600 yards, as far as we're allowed to go with a 303 calibre rifle at Trentham range. It's only 100 yards further than where we were before lunch, but some how it's another place!
Many came to grief here! Many shed tears, many offered their first born, to the shooting gods! Anything to be able to read the wind! The light, fickle, wavering, changeable, bloody wind! Top quality shooters lost their way, tyros (beginners in shooter speak) wondered how anyone ever hit the target, much less the bull?
We didn't miss!!! We came close, but we didn't miss!
Our wildest shots found the target, that wonderfully huge target.
Only the best did well here, it's the place for expert readers of the wind, 5 years isn't enough!
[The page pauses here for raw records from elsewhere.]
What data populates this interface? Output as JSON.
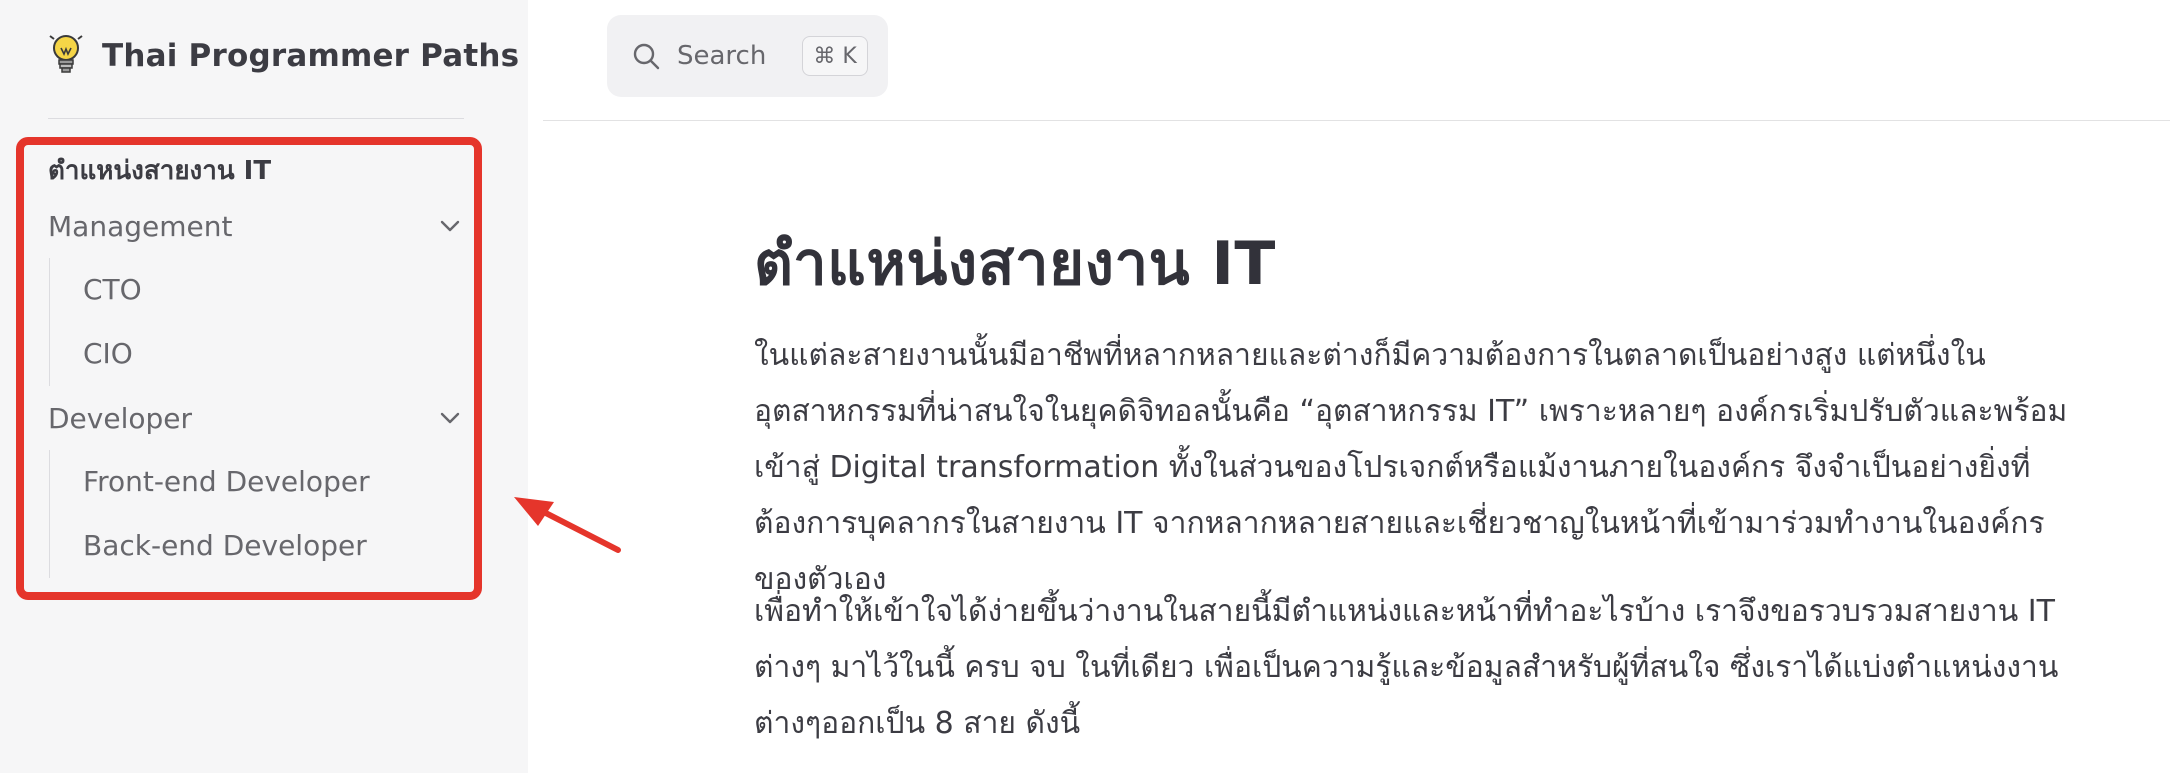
{
  "brand": {
    "title": "Thai Programmer Paths",
    "logo_icon": "lightbulb-icon"
  },
  "search": {
    "label": "Search",
    "shortcut": "⌘ K"
  },
  "sidebar": {
    "heading": "ตำแหน่งสายงาน IT",
    "groups": [
      {
        "label": "Management",
        "items": [
          "CTO",
          "CIO"
        ]
      },
      {
        "label": "Developer",
        "items": [
          "Front-end Developer",
          "Back-end Developer"
        ]
      }
    ]
  },
  "main": {
    "title": "ตำแหน่งสายงาน IT",
    "paragraphs": [
      "ในแต่ละสายงานนั้นมีอาชีพที่หลากหลายและต่างก็มีความต้องการในตลาดเป็นอย่างสูง แต่หนึ่งในอุตสาหกรรมที่น่าสนใจในยุคดิจิทอลนั้นคือ “อุตสาหกรรม IT” เพราะหลายๆ องค์กรเริ่มปรับตัวและพร้อมเข้าสู่ Digital transformation ทั้งในส่วนของโปรเจกต์หรือแม้งานภายในองค์กร จึงจำเป็นอย่างยิ่งที่ต้องการบุคลากรในสายงาน IT จากหลากหลายสายและเชี่ยวชาญในหน้าที่เข้ามาร่วมทำงานในองค์กรของตัวเอง",
      "เพื่อทำให้เข้าใจได้ง่ายขึ้นว่างานในสายนี้มีตำแหน่งและหน้าที่ทำอะไรบ้าง เราจึงขอรวบรวมสายงาน IT ต่างๆ มาไว้ในนี้ ครบ จบ ในที่เดียว เพื่อเป็นความรู้และข้อมูลสำหรับผู้ที่สนใจ ซึ่งเราได้แบ่งตำแหน่งงานต่างๆออกเป็น 8 สาย ดังนี้"
    ]
  },
  "annotation": {
    "highlight_color": "#e5352b"
  }
}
Ten years is barely enough! Din studied the wind at Trentham for 40 years, he was a master of it, we are not worthy!
We needed a champion to lead us, step forward Richard, he worried us for a time but he found his way again and he lead us at 600 yards. Back to back 49s with his No4 was enough. John B with 46-48 from his P14 showed what experience can achieve, to make second at this range. Ernie and his trusty SMLE took third spot with 45-47.
When the day was done and the thirsts had been broken we gathered with some of Sgt Travis's family, who have come each year to support us, to hear our fate.
Top shot and second time winner was Richard L with his No4. In second place Nicole M also shooting a No4. Third by only 3 centres was John B with his P14.
We spent time talking with Sgt Travis's family then made our excuses and headed home. The equipment race starts tomorrow! Next year, or the year after, if Duncan will consider an F class? Some day Trentham some day!